Member of Parliament
- In office 2007–2008
- Prime Minister: Geir Haarde

Personal details
- Born: 25 December 1961 (age 64) Hveragerði, Iceland
- Party: Progressive Party L-List of Sovereignty Supporters
- Profession: book seller

= Bjarni Harðarson =

Icelandic politician (born 1961)

Bjarni Harðarson (born 25 December 1961 in Arnýjarhús, Hveragerði) is a bookseller, novelist, and former MP from the Icelandic Progressive Party.
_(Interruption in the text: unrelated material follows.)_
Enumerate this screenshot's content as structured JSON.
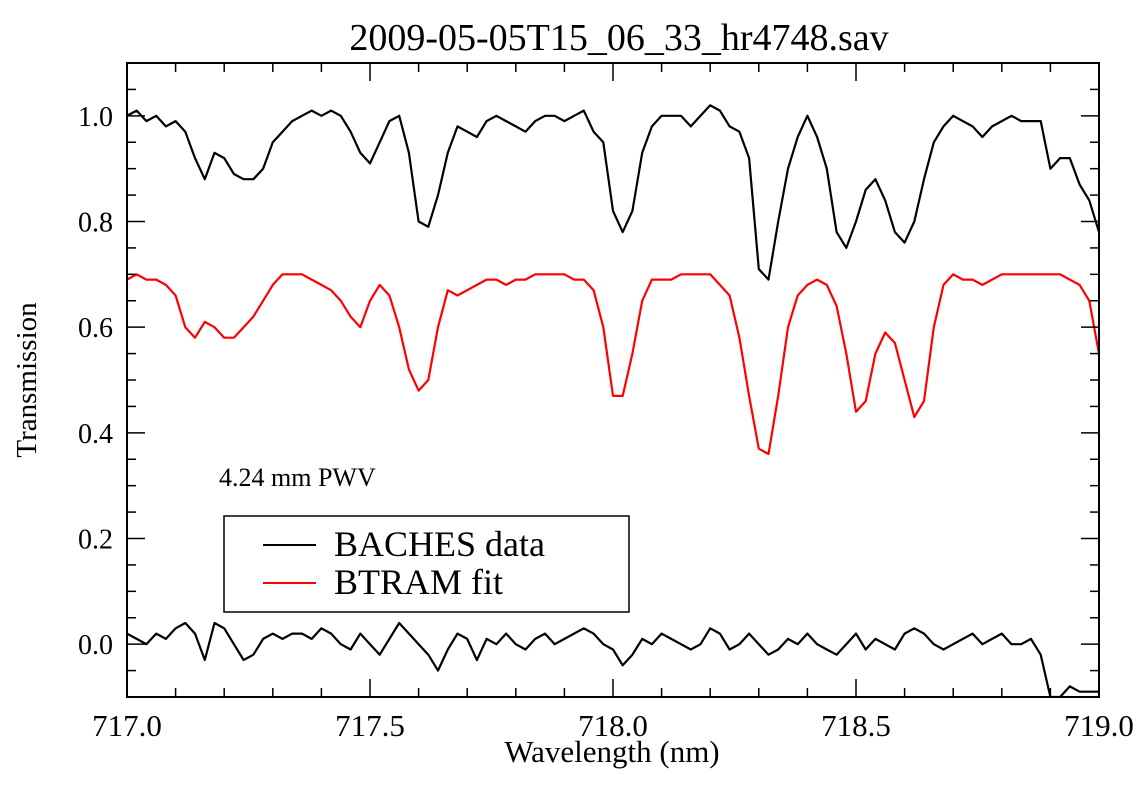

==Election and resignation==
Bjarni was elected to parliament in 2007 as the eighth MP from the South Constituency. On 10 November 2008 he was involved in a political scandal; when he mistakenly leaked a document of his that contained strong criticism of Valgerður Sverrisdóttir, vice chairman of the Progressive Party, by emailing it to the press. The day after, Bjarni resigned from parliament.

==2009 election==
In the 2009 election, Bjarni ran as a candidate for the L-List of Sovereignty Supporters. He did not win a seat in the Althing; his previous constituency was taken by Margrét Tryggvadóttir.

==Literary activities==

Bjarni and his wife Elín Gunnlaugsdóttir (composer and poet) run Bókakaffið (https://www.bokakaffid.is/), a legendary bookshop in Selfoss which opened on 6 October 2006, and an outlet with the same name in Ármúli in Reykjavík. The two shops specialise in the sale of new and used books. The ever-growing publishing arm of Bókakaffið is Sæmundur (formerly Sunnlenska bókaútgáfan), boasting a catalogue of more than 200 books.

Bjarni has published numerous novels, including:

- Mörður (Selfoss: Sæmundur, 2014), ISBN 978-9935-465-04-7
- Mensalder (Selfoss: Sæmundur, 2012), ISBN 9789935901491; 9935901491
- Sigurðar saga fóts: Íslensk riddarasaga (Selfoss: Sæmundur, 2010), ISBN 9789935901408; 9789935901439
- Svo skal dansa: skáldsaga úr veruleikanum (Reykjavík: Veröld, 2009), ISBN 9789979789567; 9979789565

He has also published on folklore, and a collection of articles:

- Farsældar Frón: greinasafn Bjarna Harðarsonar (Selfoss: Sunnlenska bókaútgáfan, 2008) ISBN 9789979960379; 997996037X.
- Landið, fólkið og þjóðtrúin: kortlagðir álagablettir og byggðir trölla, álfa, drauga, skrímsla og útilegumanna í Árnesþingi (Selfoss: Sunnlenska bókaútgáfan, 2001), ISBN 9979607025; 9789979607021.
Bjarni likes to write while abroad, drafting Sigurðar saga fóts in Ethiopia, writing Mensalder largely in a five-week period in Pakistan, and writing Mörður in Senegal.